Our leading question is to what extent can the rise in the employment rate and earnings of single mothers be explained by changes in their demographic composition? To establish the contribution of compositional changes, we consider three outcomes. First we examine rates of labour force participation (indicated by the presence of positive earnings during the previous year) and, then, of (log) annual earnings among those with positive earnings. Earnings are expressed in constant 1999 and 2000 dollars.5
Since trends in annual earnings reflect changes in both wage rates and labour supply (hours and weeks worked), we also include estimates of changes in (log) weekly earnings. We take advantage of the fact that the change in the mean of log annual earnings is simply the sum of the change in the mean of log weekly earnings and the mean of log weeks worked. Comparison of the two sets of results allows us to determine the extent to which changes in annual earnings and the components affecting those changes were the result of changes in labour supply (weeks worked) or changes in earnings per week. Ideally, our estimates for average weekly earnings would also control for hours worked per week. Unfortunately, the Canadian census data do not allow for accurate estimates of hours worked. Instead, we include a control for whether the respondent usually worked on a full- time or part-time basis.

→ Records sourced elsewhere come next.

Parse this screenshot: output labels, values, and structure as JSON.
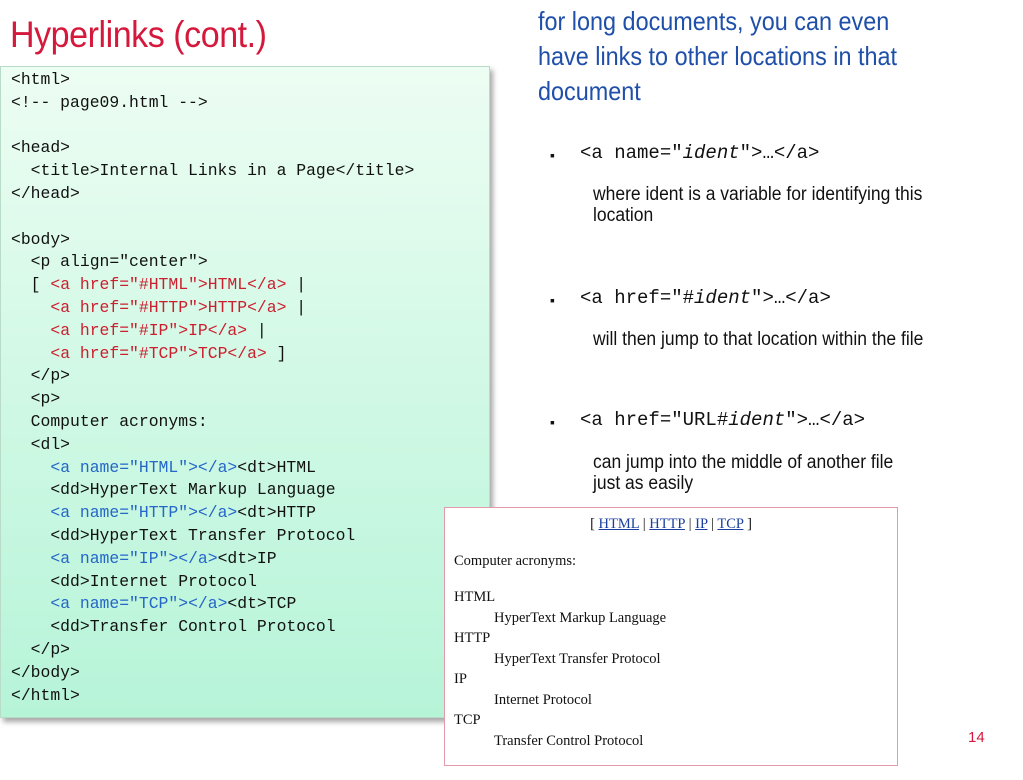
{
  "slide": {
    "title": "Hyperlinks (cont.)",
    "intro": "for long documents, you can even have links to other locations in that document",
    "page_number": "14",
    "colors": {
      "title": "#d4193c",
      "intro": "#1f4fa8",
      "code_red": "#cc1f2e",
      "code_blue": "#2566c9"
    }
  },
  "code": {
    "l1": "<html>",
    "l2": "<!-- page09.html -->",
    "l4": "<head>",
    "l5": "  <title>Internal Links in a Page</title>",
    "l6": "</head>",
    "l8": "<body>",
    "l9": "  <p align=\"center\">",
    "l10a": "  [ ",
    "l10b": "<a href=\"#HTML\">HTML</a>",
    "l10c": " |",
    "l11a": "    ",
    "l11b": "<a href=\"#HTTP\">HTTP</a>",
    "l11c": " |",
    "l12a": "    ",
    "l12b": "<a href=\"#IP\">IP</a>",
    "l12c": " |",
    "l13a": "    ",
    "l13b": "<a href=\"#TCP\">TCP</a>",
    "l13c": " ]",
    "l14": "  </p>",
    "l15": "  <p>",
    "l16": "  Computer acronyms:",
    "l17": "  <dl>",
    "l18a": "    ",
    "l18b": "<a name=\"HTML\"></a>",
    "l18c": "<dt>HTML",
    "l19": "    <dd>HyperText Markup Language",
    "l20a": "    ",
    "l20b": "<a name=\"HTTP\"></a>",
    "l20c": "<dt>HTTP",
    "l21": "    <dd>HyperText Transfer Protocol",
    "l22a": "    ",
    "l22b": "<a name=\"IP\"></a>",
    "l22c": "<dt>IP",
    "l23": "    <dd>Internet Protocol",
    "l24a": "    ",
    "l24b": "<a name=\"TCP\"></a>",
    "l24c": "<dt>TCP",
    "l25": "    <dd>Transfer Control Protocol",
    "l26": "  </p>",
    "l27": "</body>",
    "l28": "</html>"
  },
  "bullets": [
    {
      "pre": "<a name=\"",
      "var": "ident",
      "post": "\">…</a>",
      "desc": "where ident is a variable for identifying this location"
    },
    {
      "pre": "<a href=\"#",
      "var": "ident",
      "post": "\">…</a>",
      "desc": "will then jump to that location within the file"
    },
    {
      "pre": "<a href=\"URL#",
      "var": "ident",
      "post": "\">…</a>",
      "desc": "can jump into the middle of another file just as easily"
    }
  ],
  "browser": {
    "nav_open": "[ ",
    "links": [
      "HTML",
      "HTTP",
      "IP",
      "TCP"
    ],
    "sep": " | ",
    "nav_close": " ]",
    "heading": "Computer acronyms:",
    "terms": [
      {
        "dt": "HTML",
        "dd": "HyperText Markup Language"
      },
      {
        "dt": "HTTP",
        "dd": "HyperText Transfer Protocol"
      },
      {
        "dt": "IP",
        "dd": "Internet Protocol"
      },
      {
        "dt": "TCP",
        "dd": "Transfer Control Protocol"
      }
    ]
  }
}
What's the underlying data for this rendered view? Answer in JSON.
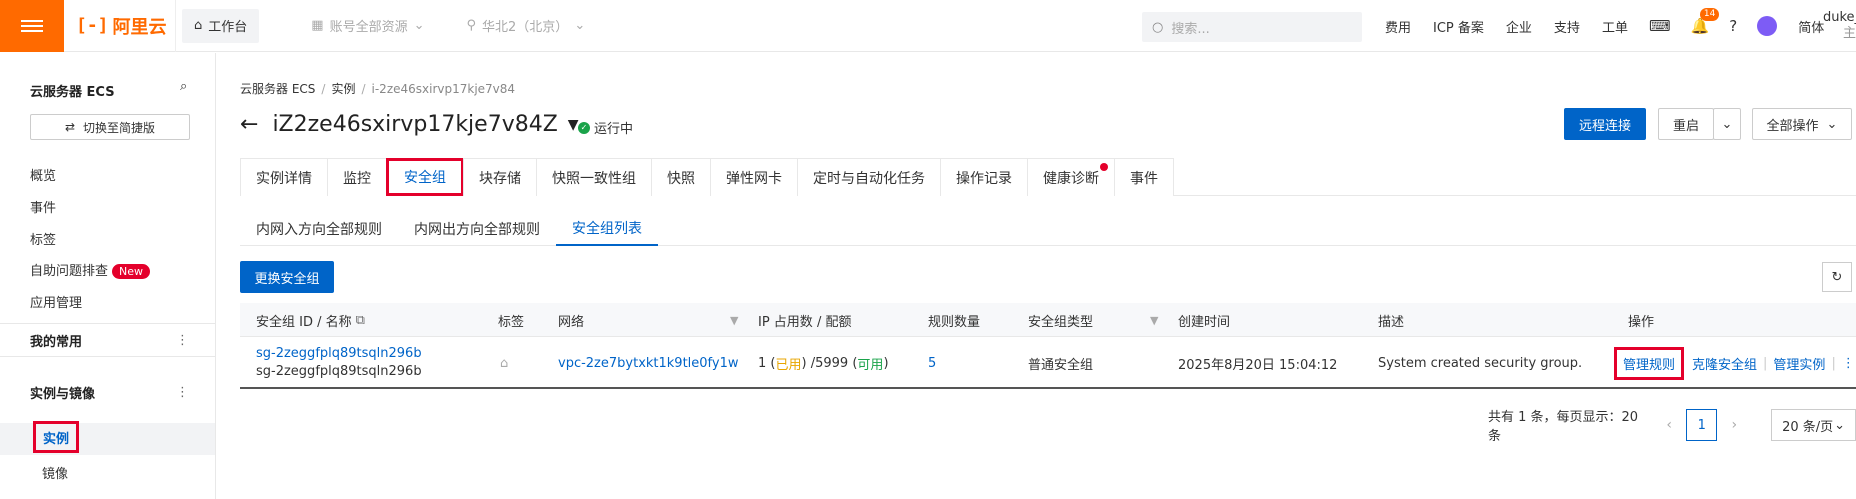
{
  "topbar": {
    "logo": "阿里云",
    "workbench": "工作台",
    "resources": "账号全部资源",
    "region": "华北2（北京）",
    "search_placeholder": "搜索...",
    "links": [
      "费用",
      "ICP 备案",
      "企业",
      "支持",
      "工单"
    ],
    "notification_count": "14",
    "language": "简体",
    "user_name": "duke_",
    "user_sub": "主"
  },
  "sidebar": {
    "title": "云服务器 ECS",
    "switch_label": "切换至简捷版",
    "items": [
      "概览",
      "事件",
      "标签",
      "自助问题排查",
      "应用管理"
    ],
    "new_badge": "New",
    "section_common": "我的常用",
    "section_instances": "实例与镜像",
    "more": "⋮",
    "sub_items": [
      "实例",
      "镜像"
    ]
  },
  "breadcrumb": {
    "items": [
      "云服务器 ECS",
      "实例"
    ],
    "current": "i-2ze46sxirvp17kje7v84",
    "sep": "/"
  },
  "header": {
    "title": "iZ2ze46sxirvp17kje7v84Z",
    "status": "运行中",
    "remote": "远程连接",
    "restart": "重启",
    "all_ops": "全部操作"
  },
  "tabs": [
    "实例详情",
    "监控",
    "安全组",
    "块存储",
    "快照一致性组",
    "快照",
    "弹性网卡",
    "定时与自动化任务",
    "操作记录",
    "健康诊断",
    "事件"
  ],
  "subtabs": [
    "内网入方向全部规则",
    "内网出方向全部规则",
    "安全组列表"
  ],
  "toolbar": {
    "change_sg": "更换安全组"
  },
  "table": {
    "headers": [
      "安全组 ID / 名称",
      "标签",
      "网络",
      "IP 占用数 / 配额",
      "规则数量",
      "安全组类型",
      "创建时间",
      "描述",
      "操作"
    ],
    "row": {
      "sg_id": "sg-2zeggfplq89tsqln296b",
      "sg_name": "sg-2zeggfplq89tsqln296b",
      "network": "vpc-2ze7bytxkt1k9tle0fy1w",
      "ip_used": "1",
      "used_label": "已用",
      "quota": "5999",
      "avail_label": "可用",
      "rules": "5",
      "sg_type": "普通安全组",
      "created": "2025年8月20日 15:04:12",
      "desc": "System created security group.",
      "actions": [
        "管理规则",
        "克隆安全组",
        "管理实例"
      ]
    }
  },
  "pager": {
    "summary": "共有 1 条，每页显示：20 条",
    "page": "1",
    "size": "20 条/页"
  }
}
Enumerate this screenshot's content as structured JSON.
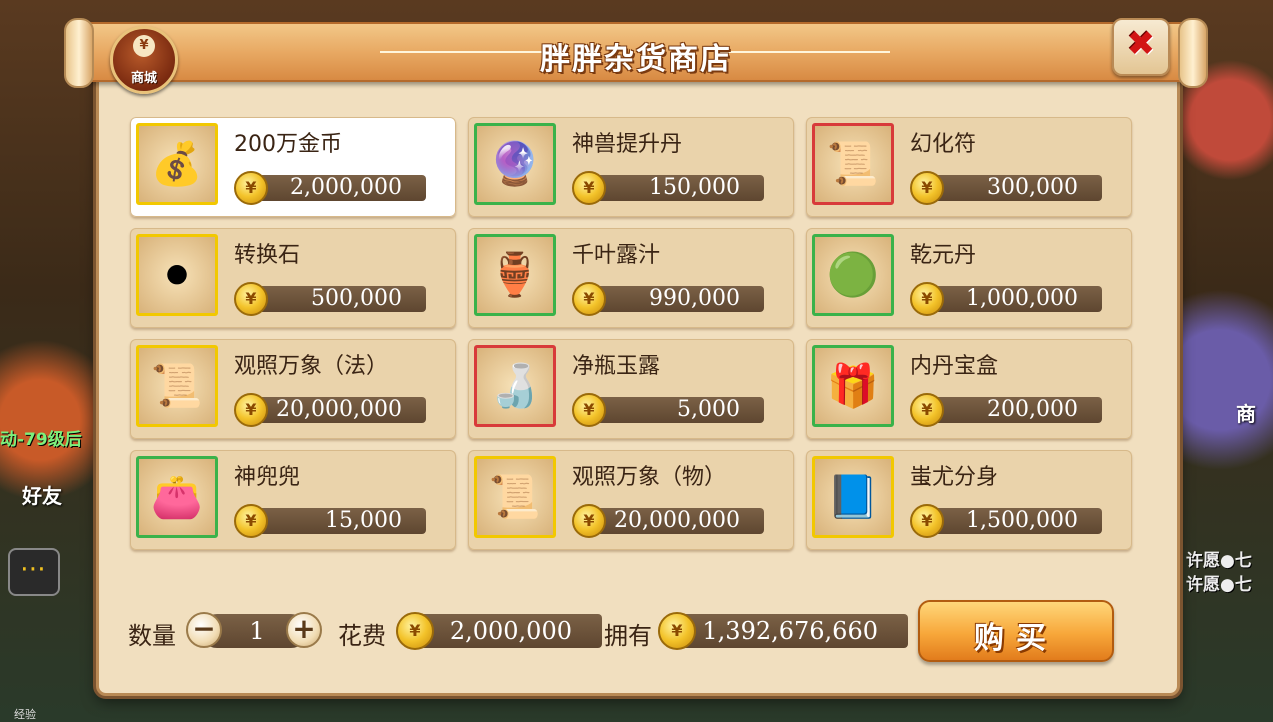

The independent variables include a set of dummies for age (divided into five-year cohorts); education (less than high school, high school completion, any postsecondary, university degree); number of children 18 and under, and dummies indicating presence of a child less than 6; immigrant status; and, marital status (never married, divorced or separated, widowed).6 Historically, non- whites have made up a substantial share of the U.S. population and a small but rising share of the Canadian population. We include standard census indicators for 'race' (Whites, Blacks, Asians, Hispanics and Other) for the United States and for 'visible minority' status (Whites, Blacks, Asians and Other) for Canada.
To determine the extent to which changes in the employment and earnings of single mothers can be explained by changes in their demographic composition, we employ a standard Oaxaca-Blinder (Oaxaca 1973; Blinder 1973) decomposition. The objective is to 'decompose' the change in our dependent variables (employment and earnings) into three portions: the portion that can be 'explained' by changes in demographic composition (as indicated by changes in the means of the explanatory variables in our model), the portion that is 'unexplained' (as indicated by changes in the associated coefficient estimates) and their 'joint effect' or interaction.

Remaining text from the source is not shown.